The Supreme Court on Wednesday agreed to hear a plea filed by the National Commission for Women challenging the recent Bombay High Court verdict which said that groping a minor’s breast without “skin-to-skin contact” cannot be termed as sexual assault under the Protection of Children from Sexual Offences Act, PTI reported

A three judge bench of Chief Justice of India SA Bobde and Justices AS Bopanna and V Ramasubramanian issued a notice to the Maharashtra government, seeking its response to the NCW plea. The court also issued another notice to the accused in the case on a separate plea filed by the state of Maharashtra against the High Court verdict.

Earlier on January 27, the Supreme Court had stayed the High Court verdict after Attorney General KK Venugopal submitted that the judgement was “unprecedented” and was “likely to set a dangerous precedent”. The court had also asked Venugopal to file a petition against the judgement.

In Wednesday’s hearing, Bobde asked Senior Advocate Geeta Luthra, appearing for NCW, why the plea should be entertained when the verdict had already been stayed. To this, Luthra referred to provisions under the NCW Act and said that the statute provides that the commission should move court for correction if any such matter came up, reported PTI.
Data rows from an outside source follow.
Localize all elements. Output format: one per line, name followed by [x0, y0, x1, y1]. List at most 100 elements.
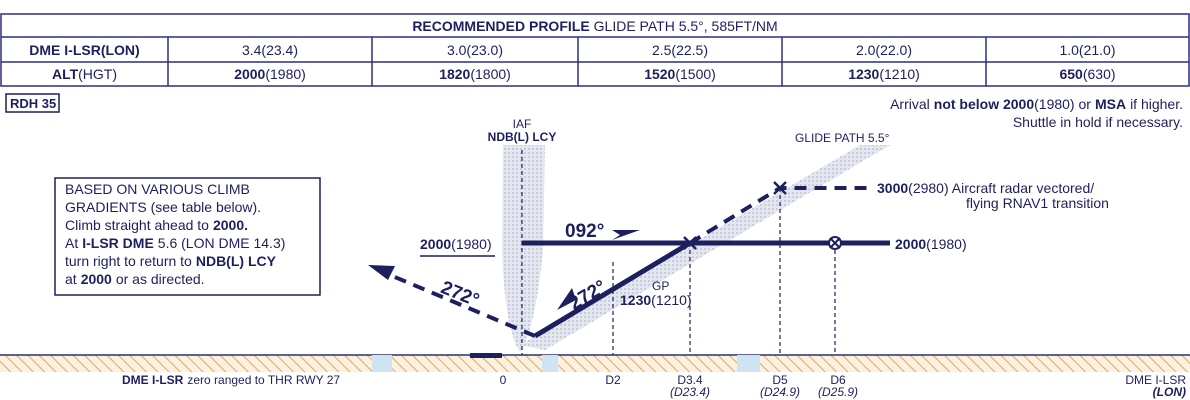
- right-alt: 2000(1980): [895, 236, 967, 252]
- t: Climb straight ahead to: [65, 217, 209, 233]
- table-cell: 2.5(22.5): [652, 42, 708, 58]
- fix: [683, 236, 697, 250]
- t: (1980): [451, 236, 491, 252]
- d34: D3.4: [677, 373, 703, 387]
- cell-text: (630): [1083, 66, 1116, 82]
- d0: 0: [500, 373, 507, 387]
- glide-path: GLIDE PATH 5.5°: [795, 131, 890, 145]
- t: 5.6 (LON DME 14.3): [158, 235, 286, 251]
- ndb: NDB(L) LCY: [488, 130, 557, 144]
- shuttle: Shuttle in hold if necessary.: [1013, 114, 1183, 130]
- gap: [737, 355, 760, 372]
- inbound-track: [533, 240, 692, 339]
- cell-bold: 2000: [234, 66, 265, 82]
- table-cell: DME I-LSR(LON): [29, 42, 139, 58]
- fix: [773, 181, 787, 195]
- t: at: [65, 271, 77, 287]
- table-cell: 1520(1500): [644, 66, 716, 82]
- header: RECOMMENDED PROFILE GLIDE PATH 5.5°, 585F…: [412, 18, 777, 34]
- note: turn right to return to NDB(L) LCY: [65, 253, 277, 269]
- header-text: GLIDE PATH 5.5°, 585FT/NM: [594, 18, 778, 34]
- runway: [470, 353, 502, 358]
- t: MSA: [1095, 96, 1126, 112]
- d6: D6: [830, 373, 846, 387]
- cell-bold: 1230: [848, 66, 879, 82]
- transition: flying RNAV1 transition: [966, 195, 1109, 211]
- rdh: RDH 35: [10, 96, 56, 111]
- note: At I-LSR DME 5.6 (LON DME 14.3): [65, 235, 285, 251]
- cell-text: (1800): [470, 66, 510, 82]
- t: (1210): [651, 292, 691, 308]
- note: BASED ON VARIOUS CLIMB: [65, 181, 250, 197]
- table-cell: 1820(1800): [439, 66, 511, 82]
- t: DME I-LSR: [122, 373, 184, 387]
- iaf: IAF: [513, 117, 532, 131]
- note: at 2000 or as directed.: [65, 271, 205, 287]
- rdh-box: [5, 93, 60, 113]
- table-cell: 1.0(21.0): [1059, 42, 1115, 58]
- table-cells: DME I-LSR(LON) 3.4(23.4) 3.0(23.0) 2.5(22.5…: [29, 42, 1115, 82]
- arrow: [612, 230, 640, 240]
- zero: DME I-LSR zero ranged to THR RWY 27: [122, 373, 340, 387]
- table-cell: 650(630): [1059, 66, 1115, 82]
- table-cell: 2.0(22.0): [856, 42, 912, 58]
- d34b: (D23.4): [670, 385, 710, 399]
- t: not below 2000: [934, 96, 1035, 112]
- t: zero ranged to THR RWY 27: [187, 373, 340, 387]
- t: (1980): [926, 236, 966, 252]
- cell-bold: 650: [1059, 66, 1083, 82]
- transition: 3000(2980) Aircraft radar vectored/: [877, 180, 1094, 196]
- cell-text: (1980): [265, 66, 305, 82]
- arrow: [557, 288, 576, 310]
- header-bold: RECOMMENDED PROFILE: [412, 18, 589, 34]
- t: At: [65, 235, 78, 251]
- ground: [0, 355, 1190, 372]
- cell-bold: ALT: [52, 66, 79, 82]
- left-alt: 2000(1980): [420, 236, 492, 252]
- ndb-cone: [502, 145, 545, 352]
- t: turn right to return to: [65, 253, 192, 269]
- note: GRADIENTS (see table below).: [65, 199, 261, 215]
- gap: [372, 355, 392, 372]
- table-cell: 3.0(23.0): [447, 42, 503, 58]
- t: I-LSR DME: [82, 235, 154, 251]
- cell-text: (HGT): [78, 66, 117, 82]
- arrow: [368, 265, 395, 280]
- t: or as directed.: [116, 271, 205, 287]
- arrival: Arrival not below 2000(1980) or MSA if high…: [890, 96, 1183, 112]
- labels: RDH 35 Arrival not below 2000(1980) or MSA…: [10, 96, 1186, 399]
- table-cell: 3.4(23.4): [242, 42, 298, 58]
- t: if higher.: [1130, 96, 1183, 112]
- t: 1230: [620, 292, 651, 308]
- lon: (LON): [1153, 385, 1186, 399]
- note-box: [54, 177, 321, 296]
- d2: D2: [605, 373, 621, 387]
- t: Arrival: [890, 96, 930, 112]
- t: (2980) Aircraft radar vectored/: [908, 180, 1094, 196]
- note: Climb straight ahead to 2000.: [65, 217, 248, 233]
- table-cell: 1230(1210): [848, 66, 920, 82]
- cell-bold: 1820: [439, 66, 470, 82]
- table-frame: [0, 13, 1190, 87]
- fix: [829, 237, 841, 249]
- gap: [542, 355, 558, 372]
- t: 2000: [420, 236, 451, 252]
- cell-bold: 1520: [644, 66, 675, 82]
- table: [0, 13, 1190, 87]
- gp: GP: [652, 279, 669, 293]
- d5b: (D24.9): [760, 385, 800, 399]
- t: NDB(L) LCY: [196, 253, 277, 269]
- cell-text: (1500): [675, 66, 715, 82]
- lines: [5, 93, 890, 355]
- t: (1980) or: [1034, 96, 1091, 112]
- gp-alt: 1230(1210): [620, 292, 692, 308]
- table-cell: ALT(HGT): [52, 66, 117, 82]
- missed-track: [389, 273, 536, 338]
- t: 2000: [81, 271, 112, 287]
- t: 2000: [895, 236, 926, 252]
- dme: DME I-LSR: [1125, 373, 1186, 387]
- d5: D5: [772, 373, 788, 387]
- cell-text: (1210): [879, 66, 919, 82]
- outbound: 092°: [565, 221, 604, 242]
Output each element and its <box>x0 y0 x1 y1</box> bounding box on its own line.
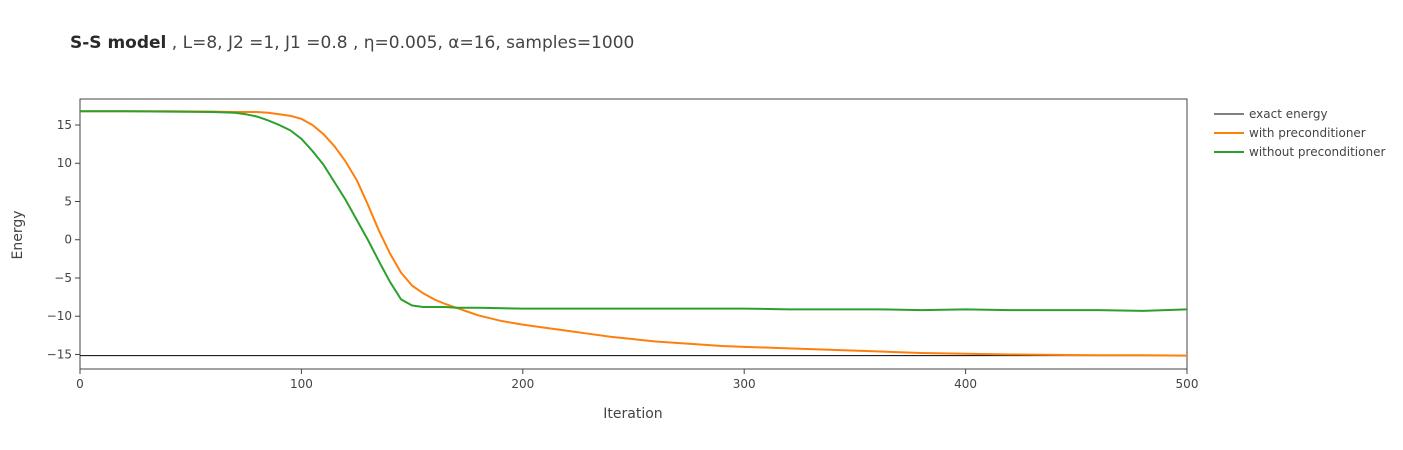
series-layer <box>80 110 1188 357</box>
legend-entry-label: without preconditioner <box>1249 145 1385 159</box>
y-tick-label: −10 <box>47 309 72 323</box>
chart-title: S-S model , L=8, J2 =1, J1 =0.8 , η=0.00… <box>70 33 634 53</box>
plot-area <box>79 98 1188 370</box>
x-axis-ticks: 0 100 200 300 400 500 <box>76 369 1198 391</box>
x-tick-label: 500 <box>1176 377 1199 391</box>
x-tick-label: 400 <box>954 377 977 391</box>
y-axis-ticks: 15 10 5 0 −5 −10 −15 <box>47 118 80 361</box>
chart-title-bold: S-S model <box>70 33 167 53</box>
x-tick-label: 100 <box>290 377 313 391</box>
x-tick-label: 300 <box>733 377 756 391</box>
legend-entry-label: exact energy <box>1249 107 1328 121</box>
y-tick-label: −5 <box>54 271 72 285</box>
y-tick-label: −15 <box>47 347 72 361</box>
x-tick-label: 0 <box>76 377 84 391</box>
y-tick-label: 10 <box>57 156 72 170</box>
chart-title-params: , L=8, J2 =1, J1 =0.8 , η=0.005, α=16, s… <box>166 33 635 53</box>
x-tick-label: 200 <box>511 377 534 391</box>
series-line-without-preconditioner <box>80 110 1188 312</box>
legend-entry-label: with preconditioner <box>1249 126 1366 140</box>
y-tick-label: 15 <box>57 118 72 132</box>
y-tick-label: 0 <box>64 233 72 247</box>
x-axis-label: Iteration <box>603 406 662 422</box>
series-line-with-preconditioner <box>80 110 1188 357</box>
y-tick-label: 5 <box>64 194 72 208</box>
legend: exact energy with preconditioner without p… <box>1214 107 1385 159</box>
y-axis-label: Energy <box>10 210 26 259</box>
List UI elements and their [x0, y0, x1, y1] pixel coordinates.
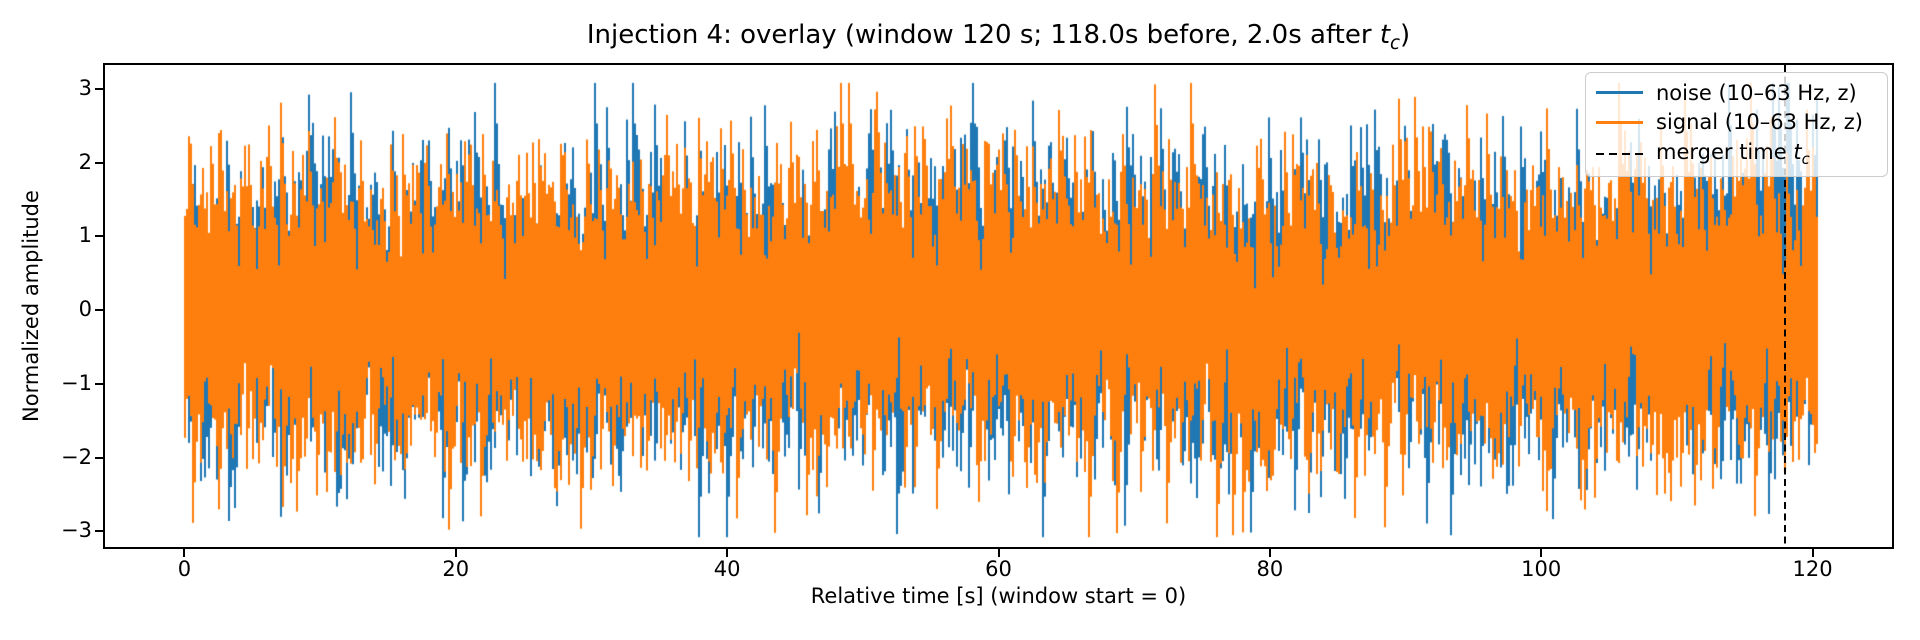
x-tick	[1540, 549, 1543, 557]
y-tick	[95, 309, 103, 312]
x-tick	[726, 549, 729, 557]
y-tick	[95, 530, 103, 533]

In its plea, the NCW submitted that if such a perverse interpretation of physical contact is allowed, it will adversely impact the basic rights of women, who are victims of sexual offences in the society and will undermine the beneficial statutory safeguards prescribed under various legislations aimed at protecting the interest of women.

While it allowed the NCW plea, the Supreme Court said that it will not entertain petitions filed by non-government organisations such as the Bharatiya Stree Sakthi and Youth Bar Association as the state had already challenged the judgement, Live Law reported. The court however allowed the NGOs to approach the attorney general, who has also filed a petition against the judgement, to raise their points.

The controversial Bombay HC verdict

In a judgement passed on January 19, the Bombay High Court had ruled that groping a minor’s breast without removing their top did not fall into the category of sexual assault defined under Section 7 of the Act. A bench of Justice Pushpa Ganediwala was hearing an appeal against the conviction in a case where a man had allegedly taken a minor girl to his house on the pretext of offering her a fruit, pressed her breasts and partially stripped her.

Section 7 of the POCSO Act states, “Whoever, with sexual intent touches the vagina, penis, anus or breast of the child or makes the child touch the vagina, penis, anus or breast of such person or any other person, or does any other act with sexual intent which involves physical contact without penetration, is said to commit sexual assault.”

Based on the above definition, the court concluded that for a person to be held guilty under this law, the act would have to be committed with a “sexual intent”, and it must involve “touching the vagina, penis, anus or breast of the child or any other act, which are similar to the acts specifically mentioned in the provision”.

The judge, therefore, acquitted the accused under POCSO Act, while upholding his conviction under Section 354 of the Indian Penal Code, which criminalises outraging the modesty of a woman.